WASHINGTON — Companies planning to use new trade perks to source apparel in the Caribbean Basin and in sub-Saharan African countries will need to be selective about where they work.
The Clinton administration on Monday evening said that apparel made in 24 CBI and 34 sub-Saharan African nations using U.S. textiles is eligible to receive duty- and quota-free benefits. However, there are some important caveats.
Not surprisingly, officials said that the CBI nations would probably qualify for parity more quickly since during their years of trading with the U.S. they have developed the bureaucracy to meet this nation’s visa and Customs requirements. Those nations only need to prove that they have the proper Customs enforcement procedures in place to comply with the new system.
The African nations must demonstrate that they have a visa system in place and certify they have enforcement procedures in place to regulate Customs operations, including the prevention of transshipping.
U.S. trade officials said Monday the government has dispatched Customs and trade advisors to Africa nations to assist those nations with certification, but could not estimate when the countries will be eligible to receive the trade benefits.
In addition, trade officials said that, due to allegations of workers’ rights violations brought by U.S. labor unions and watchdog groups, the U.S. will review Guatemala’s compliance with worker rights standards and will decide by April whether to continue or revoke the benefit. The U.S. also will monitor worker standards compliance in El Salvador, Honduras and Nicaragua.
Significantly to importers, trade officials also said that the U.S. will not recognize any quota appropriation plans worked out among the CBI nations for the 250 million square-meters-equivalent of knitted fabric that is eligible for parity.

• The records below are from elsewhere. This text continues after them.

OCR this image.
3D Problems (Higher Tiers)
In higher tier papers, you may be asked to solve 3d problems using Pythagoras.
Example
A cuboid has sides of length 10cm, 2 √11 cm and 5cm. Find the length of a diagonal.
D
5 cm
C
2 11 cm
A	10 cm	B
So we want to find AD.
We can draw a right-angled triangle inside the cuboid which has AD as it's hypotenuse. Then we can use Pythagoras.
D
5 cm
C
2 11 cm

An annual sub-Sahara African quota for export of apparel made with non-U.S. textiles will also be filled on a first-come, first-serve basis.
American importers had argued for recognition of voluntary quota appropriation plans, saying this will better help them plan sourcing programs.
Julia Hughes, the U.S. Association of Importers of Textiles and Apparel’s Washington vice president, said that among the African nations, South Africa, Mauritius, Lesotho, Kenya and Madagascar likely would be the first to receive the new U.S. trade benefits, since they have existing visa systems.
The law granting enhanced trade benefits for the CBI and sub-Saharan Africa technically took effect Sunday. However, parity is expected to officially be granted Thursday, when the U.S. Trade Representative’s designation of the eligible nations is to be published in the Federal Register, retroactive to Monday
These regulations are effective on an interim basis and subject to a 60-day public comment period. Final regulations are expected to be issued in the spring.